現代の感覚をあてはめて理解しようとしてはダメなんです。ものすごく異質な思考が昔の世界にはある。過去の世界には、私たちとは大きく異なる独特の思考スタイルが存在していたと考えるべきです。「昔はこういうことがありました」という暗記ものではなく、自分自身の脳や体の感覚までもが巻き込まれていくような冒険であり、ジャングルの中でしばらく生活するみたいなものとして古代や中世に潜っていく。
『哲学史入門 ①』 p.29
この感じ。今、現代で自分がもっている言葉の定義や思考や感覚で読んではいけない。アリストテレスさんも、カントさんも、ヘーゲルさんも、それぞれの時代に、それぞれの言葉で、知性をフル活用して書いたのだから、とっつきにくくてわからんと思ってしまうのは当たり前なのだ。指導教官が、「close readingは、文章のダイナミズムに身を任せることだよ」と言っていたように、わからん思考のダイナミズムに身を任せると決め、言葉をひとつずつ確認し、ついていく。
その訓練をある程度していたからか、『哲学史入門』はおもしろかった。ハイデガーさん、絶対難しいんだろうなあ~と思っていたら、フッサールさんの経由で近づくと、なんか感覚がつかめたような気がする。

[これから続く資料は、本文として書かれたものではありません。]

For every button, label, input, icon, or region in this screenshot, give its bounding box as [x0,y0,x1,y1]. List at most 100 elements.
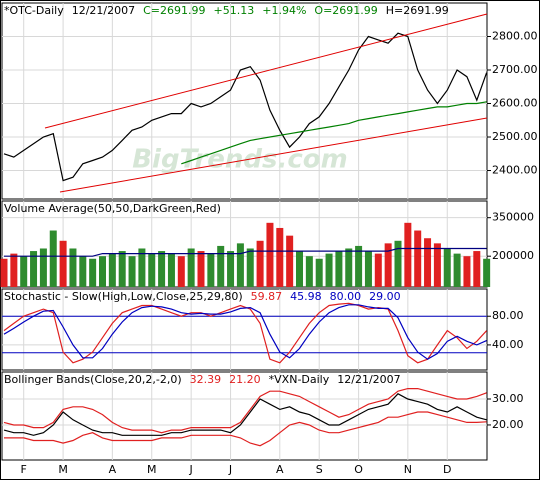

この文は真です、偽です、みたいな文章を読んでいたら、嘘について何か読みたくなり、『嘘解きレトリック』というマンガを再読し始めた。人の嘘が、鈍い金属音のように聞こえる少女が主人公の話。自分の能力が、気持ち悪がられる、人の迷惑になるとしか思ってなかった彼女が、村を出て、理解のある人たちに出会って変わっていく。嘘って、ああ、こういう面もあるのね、なるほどねーとか思っていると、案外哲学者も、日常生活で「〇〇って、××かも」と直感的に思いつき、それを証明せねばならず、証明するには言葉や数学などを使うしかなく、なんかゴリゴリ硬くならざるを得なかったのもしれないと思ったりした。それは自分の考えを証明したい、誇示したい動機のものもあったかもしれないし、単にライバルを打ち負かしたいとか、学問や世界に少しでも貢献したいとかだったかもしれない。
『あたらしいともだち』という、『ひらやすみ』の作家さんが帯を書いているマンガの短編集の中に、あるマンガが好きな少女のこんなセリフがあった。
このマンガがはじめから特別だったんじゃなくて
私がまりちゃんと出会った日に
偶然同じ光に照らされてそこにあっただけで
私たちが特別な友達になるのと一緒に
このマンガも少しずつ特別になっていった
まりちゃんの顔も声だって
はじめは全然とくべつじゃなかった
そうか
そうだとしたら
見慣れないこの街にも
いつか自分にとって大切になりうるものは
今日の日差しの中に
充満しているのかもしれない
今年度最後のチュートリアルで、指導教官に「来年度学ぶ批評理論を自分で選びなさい、例えば『脱構築』、『マルクス主義』、『フェミニズム』、『クィア』などの中から」と言われた。何にしようかな、ぜんぶ難しそうじゃん、と思いつつ、軽く調べ、たぶん脱構築理論を先に学ぶと、その子供や孫としての他の理論を学べそうな気がした。論理的、実利的な理由。そのあと、デリダの概要を探ってみると、あれ、私この人の言葉を知らないだけで、ふだん、わりに脱構築的にものを見ている気がするぞ、私は彼のように二項対立を壊して終わりじゃなくて、そのあとに何かしら修復をするような志向性があるように思うけど。そんなことを思っていたら、デリダがカミュを読み込んでいたと出てきた。出てきちゃった。デリダさん!私もカミュ、よく読むの!となり、頭と心の意見が一致し、デリダにすることにした。指導教官は最初の選択こそ「自分で選べ」と言ったけど、私がデリダにしますと言ったら、「じゃあ他のも学ぼう」と、前日に私に例示した理論と、プラス、ポストコロニアリズムの計画を渡してくれた。結局ぜんぶやるんじゃん、なんだけど、「デリダさん!!」と偶然思えて、そこから始められるのはなんかいい。きっと難しいんだろうな。でも、いつか、私にとって大切なもののひとつになってるといい。